小惑星トリフネへ極限接近 はやぶさ2が描く日本の宇宙探査の未来
小惑星探査機「はやぶさ2」が、新たな探査記録を打ち立てた。7月5日18時30分頃、はやぶさ2は小惑星「トリフネ」へのフライバイ探査を実施し、中心から約744m(小惑星表面から約400m)という極めて近い距離を秒速約5kmという相対速度で通過することに成功した。平均直径約540mの小さな天体に対し、宇宙空間で探査機を正確に導く高度な航法技術が実証された。今回の接近は、太陽系天体のフライバイ探査における最小距離を更新する成果となった。
リュウグウからトリフネ、そして2031年の目的地へ
はやぶさ2は、2014年12月3日に打ち上げられ、2018年6月に小惑星リュウグウへ到着した。2019年には小惑星表面への人工衝突実験によるクレーター形成と、地下由来の試料採取に成功し、2020年12月6日には採取した試料を収めたカプセルを地球へ帰還させた。しかし、探査機本体の役割はそこで終わらなかった。残された燃料や機器を活用し、「はやぶさ2拡張ミッション」として運用を継続。新たな目標としてトリフネを目指し、さらに2031年には別の小惑星1998 KY26への到達を目指している。

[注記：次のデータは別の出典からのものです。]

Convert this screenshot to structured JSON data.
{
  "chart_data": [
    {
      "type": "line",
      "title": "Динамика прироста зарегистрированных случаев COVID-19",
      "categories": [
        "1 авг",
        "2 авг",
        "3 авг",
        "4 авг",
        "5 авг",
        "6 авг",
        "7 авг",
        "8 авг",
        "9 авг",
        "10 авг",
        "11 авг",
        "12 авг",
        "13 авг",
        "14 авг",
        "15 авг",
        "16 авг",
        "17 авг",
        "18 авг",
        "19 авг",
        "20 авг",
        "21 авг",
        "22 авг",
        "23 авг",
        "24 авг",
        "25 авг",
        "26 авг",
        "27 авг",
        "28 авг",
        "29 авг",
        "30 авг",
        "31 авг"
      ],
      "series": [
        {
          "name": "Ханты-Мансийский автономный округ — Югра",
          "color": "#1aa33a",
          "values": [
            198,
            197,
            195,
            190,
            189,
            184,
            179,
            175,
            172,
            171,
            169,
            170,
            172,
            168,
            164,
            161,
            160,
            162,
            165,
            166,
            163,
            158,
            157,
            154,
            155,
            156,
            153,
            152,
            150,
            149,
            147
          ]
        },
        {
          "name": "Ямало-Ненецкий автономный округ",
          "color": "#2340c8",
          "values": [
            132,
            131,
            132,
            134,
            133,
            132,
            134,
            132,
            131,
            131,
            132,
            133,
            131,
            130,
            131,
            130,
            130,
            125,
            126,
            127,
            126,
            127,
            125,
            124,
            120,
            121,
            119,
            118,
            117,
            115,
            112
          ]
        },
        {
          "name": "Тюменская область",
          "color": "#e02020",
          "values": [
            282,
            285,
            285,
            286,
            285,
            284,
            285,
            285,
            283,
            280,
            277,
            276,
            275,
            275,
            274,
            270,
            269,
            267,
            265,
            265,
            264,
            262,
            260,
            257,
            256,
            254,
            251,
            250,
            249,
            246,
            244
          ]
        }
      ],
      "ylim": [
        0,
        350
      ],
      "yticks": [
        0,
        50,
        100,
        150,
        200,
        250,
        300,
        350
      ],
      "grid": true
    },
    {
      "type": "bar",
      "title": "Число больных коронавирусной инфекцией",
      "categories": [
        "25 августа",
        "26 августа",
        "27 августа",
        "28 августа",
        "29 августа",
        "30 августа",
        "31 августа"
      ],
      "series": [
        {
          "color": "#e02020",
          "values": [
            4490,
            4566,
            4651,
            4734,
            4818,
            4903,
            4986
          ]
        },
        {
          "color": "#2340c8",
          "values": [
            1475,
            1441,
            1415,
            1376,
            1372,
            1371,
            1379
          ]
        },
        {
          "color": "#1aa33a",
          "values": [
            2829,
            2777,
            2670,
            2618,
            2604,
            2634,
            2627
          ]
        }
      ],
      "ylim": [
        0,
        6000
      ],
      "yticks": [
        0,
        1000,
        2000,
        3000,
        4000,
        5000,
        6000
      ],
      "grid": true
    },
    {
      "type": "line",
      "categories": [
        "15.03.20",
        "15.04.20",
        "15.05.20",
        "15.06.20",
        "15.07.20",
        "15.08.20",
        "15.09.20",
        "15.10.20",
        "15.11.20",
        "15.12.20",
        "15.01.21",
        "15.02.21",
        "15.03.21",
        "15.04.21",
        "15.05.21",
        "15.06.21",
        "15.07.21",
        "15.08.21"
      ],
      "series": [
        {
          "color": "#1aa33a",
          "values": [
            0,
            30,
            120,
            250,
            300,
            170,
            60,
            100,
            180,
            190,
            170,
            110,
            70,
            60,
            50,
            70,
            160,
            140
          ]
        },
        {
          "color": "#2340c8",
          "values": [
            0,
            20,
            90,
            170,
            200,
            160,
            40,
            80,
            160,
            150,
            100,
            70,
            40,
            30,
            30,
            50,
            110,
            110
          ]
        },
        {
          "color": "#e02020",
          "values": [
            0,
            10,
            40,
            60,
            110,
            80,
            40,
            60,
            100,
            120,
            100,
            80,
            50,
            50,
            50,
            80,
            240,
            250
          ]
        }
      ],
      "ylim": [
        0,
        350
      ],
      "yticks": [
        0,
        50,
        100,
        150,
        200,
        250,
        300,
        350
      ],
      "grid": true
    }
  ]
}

フライバイを成功させた自律航法と「惑星防衛」への応用
今回の成功を支えたのは、高度な航法技術だ。地球から遠く離れた探査機をリアルタイムで操縦することはできない。はやぶさ2は、搭載カメラによる観測や電波による位置計測を組み合わせた「光学電波複合航法」を用いて、トリフネへの接近軌道を調整した。その結果、目標としていた通過地点からのずれは約120mに抑えられた。また、レーザー高度計による距離計測も活用し、高速で移動する小惑星への正確な接近を実現した。この技術は、将来、地球へ接近する小惑星を調査・対応する「惑星防衛」にもつながると期待されている。
太陽系の起源解明と、日本の宇宙探査が示す未来
トリフネは、太陽系形成時の情報を残している可能性がある地球近傍小惑星だ。今回得られる画像や観測データから、小惑星の形状や表面の特徴を詳しく調べることで、太陽系がどのように形成されたのかを理解する手がかりが得られると期待される。リュウグウの試料を地球へ届けた後も、宇宙で挑戦を続けるはやぶさ2。その姿は、日本の宇宙技術が「過去の成果」ではなく「未来の探査」へつながっていることを示している。